Tekno / Sains
Selasa, 21 April 2026 | 11:52 WIB
Bahaya Ikan Sapu-Sapu bagi Ekosistem: Jakarta Basmi Spesies di Sungai (ipb.ac.id)

Ikan sapu-sapu merupakan penyaring makanan yang sangat kuat.

Saat hidup di sungai-sungai yang tercemar, sapu-sapu menyerap logam berat seperti merkuri, timbal, dan kadmium ke dalam daging serta organ tubuhnya.

Ikan ini mengumpulkan polutan dari limbah industri dan domestik di dalam tubuhnya. Sebagian besar populasi di kota besar hidup di air dengan kadar oksigen rendah dan polusi tinggi.

Mengonsumsi ikan ini dalam jangka panjang dapat menyebabkan keracunan logam berat yang merusak sistem saraf dan organ dalam manusia.

Maka dari itu karena itu, ikan sapu-sapu di Indonesia lebih tepat berfungsi sebagai indikator kebersihan air daripada bahan pangan.

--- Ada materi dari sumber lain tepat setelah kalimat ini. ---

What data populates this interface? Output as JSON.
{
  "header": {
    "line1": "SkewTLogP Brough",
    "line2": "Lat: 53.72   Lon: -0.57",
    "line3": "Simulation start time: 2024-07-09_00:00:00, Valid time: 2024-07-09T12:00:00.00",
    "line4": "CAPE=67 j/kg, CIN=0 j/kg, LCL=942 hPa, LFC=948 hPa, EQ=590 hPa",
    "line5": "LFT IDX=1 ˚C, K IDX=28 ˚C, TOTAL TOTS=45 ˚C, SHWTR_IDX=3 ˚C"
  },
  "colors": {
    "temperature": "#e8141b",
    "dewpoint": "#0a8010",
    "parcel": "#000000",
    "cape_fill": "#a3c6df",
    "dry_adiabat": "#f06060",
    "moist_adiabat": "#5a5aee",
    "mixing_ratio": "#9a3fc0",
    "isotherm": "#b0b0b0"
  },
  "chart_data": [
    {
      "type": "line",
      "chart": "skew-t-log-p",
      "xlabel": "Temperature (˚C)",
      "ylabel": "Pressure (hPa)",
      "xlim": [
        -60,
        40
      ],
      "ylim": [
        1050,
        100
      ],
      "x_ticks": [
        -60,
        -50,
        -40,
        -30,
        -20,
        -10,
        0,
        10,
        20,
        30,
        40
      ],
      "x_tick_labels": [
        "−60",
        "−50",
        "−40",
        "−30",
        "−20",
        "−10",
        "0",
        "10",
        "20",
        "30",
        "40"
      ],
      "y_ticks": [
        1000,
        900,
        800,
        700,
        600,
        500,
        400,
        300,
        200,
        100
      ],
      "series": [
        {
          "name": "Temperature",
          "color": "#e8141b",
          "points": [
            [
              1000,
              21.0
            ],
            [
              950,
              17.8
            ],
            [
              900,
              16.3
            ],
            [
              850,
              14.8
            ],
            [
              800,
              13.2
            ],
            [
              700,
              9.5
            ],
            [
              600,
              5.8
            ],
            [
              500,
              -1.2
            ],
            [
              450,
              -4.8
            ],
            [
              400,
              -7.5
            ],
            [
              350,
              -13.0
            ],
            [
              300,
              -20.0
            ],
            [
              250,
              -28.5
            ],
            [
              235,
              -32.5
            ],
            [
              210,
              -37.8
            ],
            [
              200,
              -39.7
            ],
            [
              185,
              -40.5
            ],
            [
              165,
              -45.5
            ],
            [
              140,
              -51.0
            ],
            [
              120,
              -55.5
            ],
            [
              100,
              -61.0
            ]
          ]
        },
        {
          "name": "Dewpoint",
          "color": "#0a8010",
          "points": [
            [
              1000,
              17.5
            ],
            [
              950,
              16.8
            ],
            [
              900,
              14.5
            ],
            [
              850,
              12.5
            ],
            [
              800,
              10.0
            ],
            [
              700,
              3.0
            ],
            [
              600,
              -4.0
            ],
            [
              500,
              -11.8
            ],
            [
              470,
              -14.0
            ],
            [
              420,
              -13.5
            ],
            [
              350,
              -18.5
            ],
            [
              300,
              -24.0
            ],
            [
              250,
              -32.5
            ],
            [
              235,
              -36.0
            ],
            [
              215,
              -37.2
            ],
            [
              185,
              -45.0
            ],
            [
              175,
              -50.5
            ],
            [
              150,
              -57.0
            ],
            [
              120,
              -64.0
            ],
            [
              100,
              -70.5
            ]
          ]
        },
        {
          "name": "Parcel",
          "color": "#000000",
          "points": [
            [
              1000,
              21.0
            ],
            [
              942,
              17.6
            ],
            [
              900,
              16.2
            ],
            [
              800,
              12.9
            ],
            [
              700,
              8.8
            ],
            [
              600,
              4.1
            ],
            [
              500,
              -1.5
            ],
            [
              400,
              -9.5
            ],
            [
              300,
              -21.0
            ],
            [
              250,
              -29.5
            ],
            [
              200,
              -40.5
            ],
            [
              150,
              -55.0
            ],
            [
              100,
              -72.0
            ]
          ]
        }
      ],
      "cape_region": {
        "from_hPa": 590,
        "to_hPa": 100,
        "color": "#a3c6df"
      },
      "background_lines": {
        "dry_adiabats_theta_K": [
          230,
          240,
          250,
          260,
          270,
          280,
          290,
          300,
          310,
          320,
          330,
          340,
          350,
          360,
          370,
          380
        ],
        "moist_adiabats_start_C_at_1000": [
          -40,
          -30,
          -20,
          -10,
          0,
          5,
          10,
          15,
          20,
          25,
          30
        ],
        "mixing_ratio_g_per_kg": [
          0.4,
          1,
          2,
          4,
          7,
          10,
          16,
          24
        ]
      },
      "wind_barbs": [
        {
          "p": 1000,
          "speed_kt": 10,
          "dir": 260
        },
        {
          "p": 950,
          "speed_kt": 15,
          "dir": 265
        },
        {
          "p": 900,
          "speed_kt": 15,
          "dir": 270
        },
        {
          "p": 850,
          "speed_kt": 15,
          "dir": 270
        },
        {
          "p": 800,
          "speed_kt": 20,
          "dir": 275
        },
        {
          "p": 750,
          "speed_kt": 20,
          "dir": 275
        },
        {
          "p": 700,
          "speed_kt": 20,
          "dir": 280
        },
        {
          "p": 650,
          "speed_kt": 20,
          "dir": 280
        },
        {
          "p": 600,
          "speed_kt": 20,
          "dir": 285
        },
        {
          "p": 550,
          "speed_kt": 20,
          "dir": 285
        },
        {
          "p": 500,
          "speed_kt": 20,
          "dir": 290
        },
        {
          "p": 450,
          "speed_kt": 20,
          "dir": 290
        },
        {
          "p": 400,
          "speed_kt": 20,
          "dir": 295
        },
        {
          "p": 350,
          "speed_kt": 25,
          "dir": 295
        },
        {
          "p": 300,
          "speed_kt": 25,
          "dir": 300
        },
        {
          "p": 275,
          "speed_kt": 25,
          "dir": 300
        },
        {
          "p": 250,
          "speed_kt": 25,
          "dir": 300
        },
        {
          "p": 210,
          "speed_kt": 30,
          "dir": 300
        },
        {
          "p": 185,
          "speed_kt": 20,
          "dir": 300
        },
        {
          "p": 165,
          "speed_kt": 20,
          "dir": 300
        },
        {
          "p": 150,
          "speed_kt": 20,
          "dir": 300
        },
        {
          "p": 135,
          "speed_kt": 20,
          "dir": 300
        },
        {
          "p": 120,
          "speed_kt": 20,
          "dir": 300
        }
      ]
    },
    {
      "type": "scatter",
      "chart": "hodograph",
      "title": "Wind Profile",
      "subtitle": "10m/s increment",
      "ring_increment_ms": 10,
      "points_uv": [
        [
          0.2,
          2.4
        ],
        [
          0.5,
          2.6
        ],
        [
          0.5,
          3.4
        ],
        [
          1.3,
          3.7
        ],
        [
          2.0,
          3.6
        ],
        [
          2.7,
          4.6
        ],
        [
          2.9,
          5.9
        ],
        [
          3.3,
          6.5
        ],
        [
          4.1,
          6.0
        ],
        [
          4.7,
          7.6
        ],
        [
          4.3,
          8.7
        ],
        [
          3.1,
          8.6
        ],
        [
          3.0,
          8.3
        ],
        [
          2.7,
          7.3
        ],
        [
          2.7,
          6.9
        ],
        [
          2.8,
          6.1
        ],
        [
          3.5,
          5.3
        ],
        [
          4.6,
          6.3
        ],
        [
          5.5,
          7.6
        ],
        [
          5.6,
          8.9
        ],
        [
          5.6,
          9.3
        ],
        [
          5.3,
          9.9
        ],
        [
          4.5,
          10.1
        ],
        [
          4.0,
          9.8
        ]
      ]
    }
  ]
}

Warga mengangkut ikan sapu-sapu saat operasi pembersihan di Sungai Ciliwung, Cililitan, Jakarta, Jumat (17/4/2026). ANTARA FOTO/Sulthony Hasanuddin/tom]

Sebagai 'tukang bersih-bersih' akuarium

Manfaat yang paling populer dari sapu-sapu selain sebagai makanan perannya sebagai pembersih alami di akuarium terkontrol.

Ikan ini memiliki mulut yang berfungsi seperti alat hisap untuk memakan lumut dan alga yang menempel pada kaca atau dekorasi akuarium.

Kebiasaan ikan ini sangat membantu menjaga kejernihan air tanpa harus terlalu sering menguras tangki secara manual.

Baca Juga: Selain Ikan Sapu-Sapu, 7 Spesies 'Monster' Ini Juga Merusak Ekosistem Perairan Indonesia

Bahan baku industri non-pangan

Karena kandungan protein dan mineralnya yang tinggi, ikan sapu-sapu sering diolah menjadi tepung ikan.

Tepung ini merupakan komponen penting dalam pembuatan pakan ternak (seperti ayam atau bebek) dan pakan ikan budidaya lainnya.

Selain itu, kulitnya yang sangat keras dan bersisik kasar berpotensi untuk dikembangkan dalam industri kerajinan kulit atau gelatin.

Pengendali ekosistem terrkontrol

Saat hidup di lingkungan perairan buatan, ikan ini membantu menekan pertumbuhan populasi alga yang berlebihan (eutrofikasi).